Hearts of Steel
-
- $10.99
Publisher Description
His steel empire has catapulted him to the top of the world, but loving her could cost him everything.
Maggie Molinaro survived a hardscrabble childhood in the downtrodden streets of Manhattan to become a successful businesswoman. After a decade of sacrifice, she now owns a celebrated ice cream company. But when she offends a corrupt banker, she unwittingly sets off a series of calamities that threaten to destroy her life's work.
Liam Blackstone is a charismatic steel magnate committed to overhauling factory conditions for the steelworkers of America. Standing in his way is the same villain determined to ruin Maggie. What begins as a practical alliance to defeat a common enemy soon evolves into a romance between two wounded people determined to beat the odds.

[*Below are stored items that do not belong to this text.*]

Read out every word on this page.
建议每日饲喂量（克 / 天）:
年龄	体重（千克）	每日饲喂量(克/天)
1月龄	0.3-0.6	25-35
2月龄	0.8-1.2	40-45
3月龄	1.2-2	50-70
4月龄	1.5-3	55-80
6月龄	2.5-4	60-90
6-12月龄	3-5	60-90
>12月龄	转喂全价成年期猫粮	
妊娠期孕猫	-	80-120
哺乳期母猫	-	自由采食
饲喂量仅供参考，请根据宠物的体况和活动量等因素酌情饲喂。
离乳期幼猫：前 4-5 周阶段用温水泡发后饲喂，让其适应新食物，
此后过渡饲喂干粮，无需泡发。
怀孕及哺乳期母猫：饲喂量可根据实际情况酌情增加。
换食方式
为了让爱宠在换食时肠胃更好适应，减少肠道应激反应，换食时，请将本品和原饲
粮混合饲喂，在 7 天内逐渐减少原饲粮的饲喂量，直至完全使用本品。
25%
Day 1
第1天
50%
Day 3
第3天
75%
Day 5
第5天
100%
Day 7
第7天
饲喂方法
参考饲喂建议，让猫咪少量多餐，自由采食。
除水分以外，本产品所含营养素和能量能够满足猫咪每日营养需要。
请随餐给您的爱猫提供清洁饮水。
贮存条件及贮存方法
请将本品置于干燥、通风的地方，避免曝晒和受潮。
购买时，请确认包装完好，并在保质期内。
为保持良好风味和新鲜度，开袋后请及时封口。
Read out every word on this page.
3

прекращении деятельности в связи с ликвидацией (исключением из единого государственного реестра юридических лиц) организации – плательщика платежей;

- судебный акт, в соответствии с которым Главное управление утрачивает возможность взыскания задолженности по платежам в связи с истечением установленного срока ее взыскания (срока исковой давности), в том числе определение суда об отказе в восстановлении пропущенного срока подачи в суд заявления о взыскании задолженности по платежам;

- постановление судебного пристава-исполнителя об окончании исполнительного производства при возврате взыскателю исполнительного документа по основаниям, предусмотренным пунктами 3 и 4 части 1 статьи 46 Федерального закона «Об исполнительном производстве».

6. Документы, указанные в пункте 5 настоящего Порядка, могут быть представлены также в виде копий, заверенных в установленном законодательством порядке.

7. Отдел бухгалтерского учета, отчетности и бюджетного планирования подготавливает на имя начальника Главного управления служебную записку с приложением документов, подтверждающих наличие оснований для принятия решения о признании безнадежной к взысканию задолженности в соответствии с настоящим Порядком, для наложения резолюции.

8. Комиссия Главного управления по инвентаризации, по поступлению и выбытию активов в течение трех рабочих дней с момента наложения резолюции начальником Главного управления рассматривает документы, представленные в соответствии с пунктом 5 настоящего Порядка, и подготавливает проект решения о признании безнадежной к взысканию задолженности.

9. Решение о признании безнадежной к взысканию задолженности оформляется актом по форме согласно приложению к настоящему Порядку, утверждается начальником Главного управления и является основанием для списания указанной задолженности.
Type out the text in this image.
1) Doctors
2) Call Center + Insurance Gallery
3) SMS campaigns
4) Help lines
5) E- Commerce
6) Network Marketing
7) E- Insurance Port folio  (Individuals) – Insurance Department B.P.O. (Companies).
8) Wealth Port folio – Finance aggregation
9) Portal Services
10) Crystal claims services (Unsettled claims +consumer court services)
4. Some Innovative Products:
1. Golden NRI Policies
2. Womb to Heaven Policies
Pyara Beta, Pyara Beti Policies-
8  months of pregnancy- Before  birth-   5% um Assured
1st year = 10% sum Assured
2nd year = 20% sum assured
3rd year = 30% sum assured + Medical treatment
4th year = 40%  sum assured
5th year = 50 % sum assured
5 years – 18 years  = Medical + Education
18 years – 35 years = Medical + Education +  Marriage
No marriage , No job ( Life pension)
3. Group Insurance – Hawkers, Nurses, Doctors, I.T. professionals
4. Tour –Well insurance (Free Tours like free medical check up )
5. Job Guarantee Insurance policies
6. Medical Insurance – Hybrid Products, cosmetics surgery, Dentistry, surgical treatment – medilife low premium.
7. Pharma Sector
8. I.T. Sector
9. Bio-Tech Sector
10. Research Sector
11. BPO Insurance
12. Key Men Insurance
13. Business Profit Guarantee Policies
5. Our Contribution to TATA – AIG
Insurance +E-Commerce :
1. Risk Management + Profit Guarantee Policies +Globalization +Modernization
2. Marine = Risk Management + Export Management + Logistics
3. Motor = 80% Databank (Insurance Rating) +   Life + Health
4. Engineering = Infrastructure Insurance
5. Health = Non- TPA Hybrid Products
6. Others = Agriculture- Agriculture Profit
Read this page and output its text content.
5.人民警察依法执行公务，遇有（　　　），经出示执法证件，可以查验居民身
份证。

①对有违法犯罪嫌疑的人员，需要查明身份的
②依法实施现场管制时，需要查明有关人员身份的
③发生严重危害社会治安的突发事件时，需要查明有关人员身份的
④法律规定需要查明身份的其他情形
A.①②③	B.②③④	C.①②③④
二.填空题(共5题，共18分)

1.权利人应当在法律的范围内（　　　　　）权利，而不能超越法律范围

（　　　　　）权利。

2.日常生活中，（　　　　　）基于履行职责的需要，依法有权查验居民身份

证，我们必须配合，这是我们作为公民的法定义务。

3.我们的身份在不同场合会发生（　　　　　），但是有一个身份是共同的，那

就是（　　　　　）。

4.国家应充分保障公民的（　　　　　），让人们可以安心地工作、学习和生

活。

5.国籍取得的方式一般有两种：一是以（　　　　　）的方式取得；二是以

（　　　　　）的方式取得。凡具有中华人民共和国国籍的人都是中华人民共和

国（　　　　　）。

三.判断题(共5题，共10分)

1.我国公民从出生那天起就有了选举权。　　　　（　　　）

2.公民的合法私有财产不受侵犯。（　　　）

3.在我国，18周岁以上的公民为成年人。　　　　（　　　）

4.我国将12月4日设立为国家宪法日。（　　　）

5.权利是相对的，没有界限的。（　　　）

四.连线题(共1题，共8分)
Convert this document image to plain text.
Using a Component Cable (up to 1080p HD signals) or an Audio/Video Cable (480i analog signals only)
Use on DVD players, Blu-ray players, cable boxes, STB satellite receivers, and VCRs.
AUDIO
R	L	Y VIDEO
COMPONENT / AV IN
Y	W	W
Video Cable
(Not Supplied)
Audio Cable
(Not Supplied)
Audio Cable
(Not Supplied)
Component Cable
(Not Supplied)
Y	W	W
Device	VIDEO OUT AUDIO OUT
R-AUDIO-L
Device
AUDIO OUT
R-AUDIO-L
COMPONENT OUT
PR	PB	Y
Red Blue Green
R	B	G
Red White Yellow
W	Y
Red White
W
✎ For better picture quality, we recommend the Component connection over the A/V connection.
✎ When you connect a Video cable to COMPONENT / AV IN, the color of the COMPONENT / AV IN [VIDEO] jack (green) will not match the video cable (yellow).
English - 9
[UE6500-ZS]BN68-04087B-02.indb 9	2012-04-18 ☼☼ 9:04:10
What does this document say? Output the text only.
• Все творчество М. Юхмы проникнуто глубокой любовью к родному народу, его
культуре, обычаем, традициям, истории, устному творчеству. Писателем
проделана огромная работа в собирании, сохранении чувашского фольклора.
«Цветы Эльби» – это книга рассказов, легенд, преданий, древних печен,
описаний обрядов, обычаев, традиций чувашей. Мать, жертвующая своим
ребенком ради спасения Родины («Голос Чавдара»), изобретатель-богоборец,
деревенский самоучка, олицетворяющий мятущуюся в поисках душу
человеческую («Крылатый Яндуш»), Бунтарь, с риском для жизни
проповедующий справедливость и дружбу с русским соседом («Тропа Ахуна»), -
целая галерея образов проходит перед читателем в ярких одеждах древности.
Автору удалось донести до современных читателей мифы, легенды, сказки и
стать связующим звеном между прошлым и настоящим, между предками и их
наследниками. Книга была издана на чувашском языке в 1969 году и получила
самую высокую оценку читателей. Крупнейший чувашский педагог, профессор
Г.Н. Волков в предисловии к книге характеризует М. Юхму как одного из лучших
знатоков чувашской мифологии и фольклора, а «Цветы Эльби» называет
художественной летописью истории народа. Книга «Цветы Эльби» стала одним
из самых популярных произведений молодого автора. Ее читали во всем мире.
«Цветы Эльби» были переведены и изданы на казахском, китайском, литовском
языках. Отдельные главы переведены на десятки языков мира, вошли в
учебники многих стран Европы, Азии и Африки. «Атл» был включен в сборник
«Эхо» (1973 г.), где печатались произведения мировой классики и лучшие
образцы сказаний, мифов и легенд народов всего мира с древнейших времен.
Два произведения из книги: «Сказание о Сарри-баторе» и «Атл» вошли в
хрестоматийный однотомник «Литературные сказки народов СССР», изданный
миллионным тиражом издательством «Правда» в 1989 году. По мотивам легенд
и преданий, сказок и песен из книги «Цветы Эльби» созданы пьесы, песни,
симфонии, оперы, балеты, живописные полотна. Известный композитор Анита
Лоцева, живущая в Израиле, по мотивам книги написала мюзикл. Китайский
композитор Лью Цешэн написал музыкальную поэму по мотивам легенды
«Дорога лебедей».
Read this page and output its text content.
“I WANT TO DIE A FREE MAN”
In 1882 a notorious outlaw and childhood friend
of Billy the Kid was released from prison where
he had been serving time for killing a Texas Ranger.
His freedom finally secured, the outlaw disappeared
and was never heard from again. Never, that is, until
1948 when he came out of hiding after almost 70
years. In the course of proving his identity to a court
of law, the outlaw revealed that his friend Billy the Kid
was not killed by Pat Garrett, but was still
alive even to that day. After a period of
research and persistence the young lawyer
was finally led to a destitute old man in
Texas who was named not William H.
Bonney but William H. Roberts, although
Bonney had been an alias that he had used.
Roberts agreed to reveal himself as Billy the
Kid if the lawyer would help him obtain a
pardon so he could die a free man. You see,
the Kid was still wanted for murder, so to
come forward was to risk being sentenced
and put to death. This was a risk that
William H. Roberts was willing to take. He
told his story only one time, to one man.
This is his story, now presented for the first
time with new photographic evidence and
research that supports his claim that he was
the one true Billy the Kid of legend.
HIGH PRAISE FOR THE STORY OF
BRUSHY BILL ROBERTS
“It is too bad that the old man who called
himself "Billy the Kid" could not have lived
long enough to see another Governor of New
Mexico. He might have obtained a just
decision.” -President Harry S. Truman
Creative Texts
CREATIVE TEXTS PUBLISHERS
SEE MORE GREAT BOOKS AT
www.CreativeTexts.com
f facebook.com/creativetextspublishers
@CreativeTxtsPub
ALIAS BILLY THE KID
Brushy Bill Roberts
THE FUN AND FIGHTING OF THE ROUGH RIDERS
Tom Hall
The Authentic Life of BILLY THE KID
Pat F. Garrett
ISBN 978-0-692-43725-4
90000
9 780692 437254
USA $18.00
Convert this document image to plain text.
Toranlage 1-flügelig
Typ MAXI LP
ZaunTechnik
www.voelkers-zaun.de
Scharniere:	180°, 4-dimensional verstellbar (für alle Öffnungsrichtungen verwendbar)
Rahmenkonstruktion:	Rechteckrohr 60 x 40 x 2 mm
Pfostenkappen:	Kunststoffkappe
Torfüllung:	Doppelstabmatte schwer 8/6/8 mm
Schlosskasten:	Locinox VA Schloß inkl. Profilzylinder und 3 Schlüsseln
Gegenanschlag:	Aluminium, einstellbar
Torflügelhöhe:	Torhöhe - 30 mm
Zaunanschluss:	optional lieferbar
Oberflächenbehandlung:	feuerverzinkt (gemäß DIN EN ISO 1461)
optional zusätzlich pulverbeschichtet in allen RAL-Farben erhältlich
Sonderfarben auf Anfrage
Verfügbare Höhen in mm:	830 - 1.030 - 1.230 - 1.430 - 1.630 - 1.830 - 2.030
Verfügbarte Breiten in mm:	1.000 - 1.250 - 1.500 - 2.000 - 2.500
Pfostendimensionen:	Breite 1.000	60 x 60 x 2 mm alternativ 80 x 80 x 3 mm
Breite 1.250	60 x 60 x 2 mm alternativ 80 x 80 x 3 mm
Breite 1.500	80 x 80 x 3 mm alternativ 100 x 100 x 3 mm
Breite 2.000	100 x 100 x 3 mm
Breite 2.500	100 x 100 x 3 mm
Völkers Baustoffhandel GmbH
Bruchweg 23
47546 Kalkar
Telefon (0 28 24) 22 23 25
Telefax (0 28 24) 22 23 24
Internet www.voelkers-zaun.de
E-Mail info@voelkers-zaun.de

A spiraling circle of treachery grows increasingly dangerous as Liam and Maggie risk their lives and fortunes for the good of the city. It will require all their wit and ingenuity to protect everything--and everyone--they hold dear.
PUBLISHERS WEEKLY
In the mixed third installment of Camden's Blackstone Legacy series (after Written on the Wind), a steel company board member and a businesswoman team up to foil a deceitful banker. Liam Blackstone has just landed a powerful position on the U.S. Steel board of directors in 1902 and has an agenda based on workers' rights. The cause is close to his heart: at three, Liam was kidnapped from the moneyed Blackstone family by a man who raised him in poverty and forced him to work at a steel mill. (Liam only reconnected with his family—and found God—as an adult.) But corrupt board member Charles Morse believes Liam is hurting profits by negotiating workers' raises, and is trying to run him off the board. When Liam learns Morse has cheated Maggie Molinaro, the co-owner of an ice cream factory, out of a payment, he decides to help her seek justice. Upon digging into Morse's business dealings, the pair uncover a sprawling web of corruption, and a romance builds between them. While Camden's prose is zippy, her underdeveloped characters—and Liam's elaborate backstory—make for an unrealistic, overwrought plot. Camden's post–Gilded Age romance has its moments, but the subpar execution will leave readers wanting.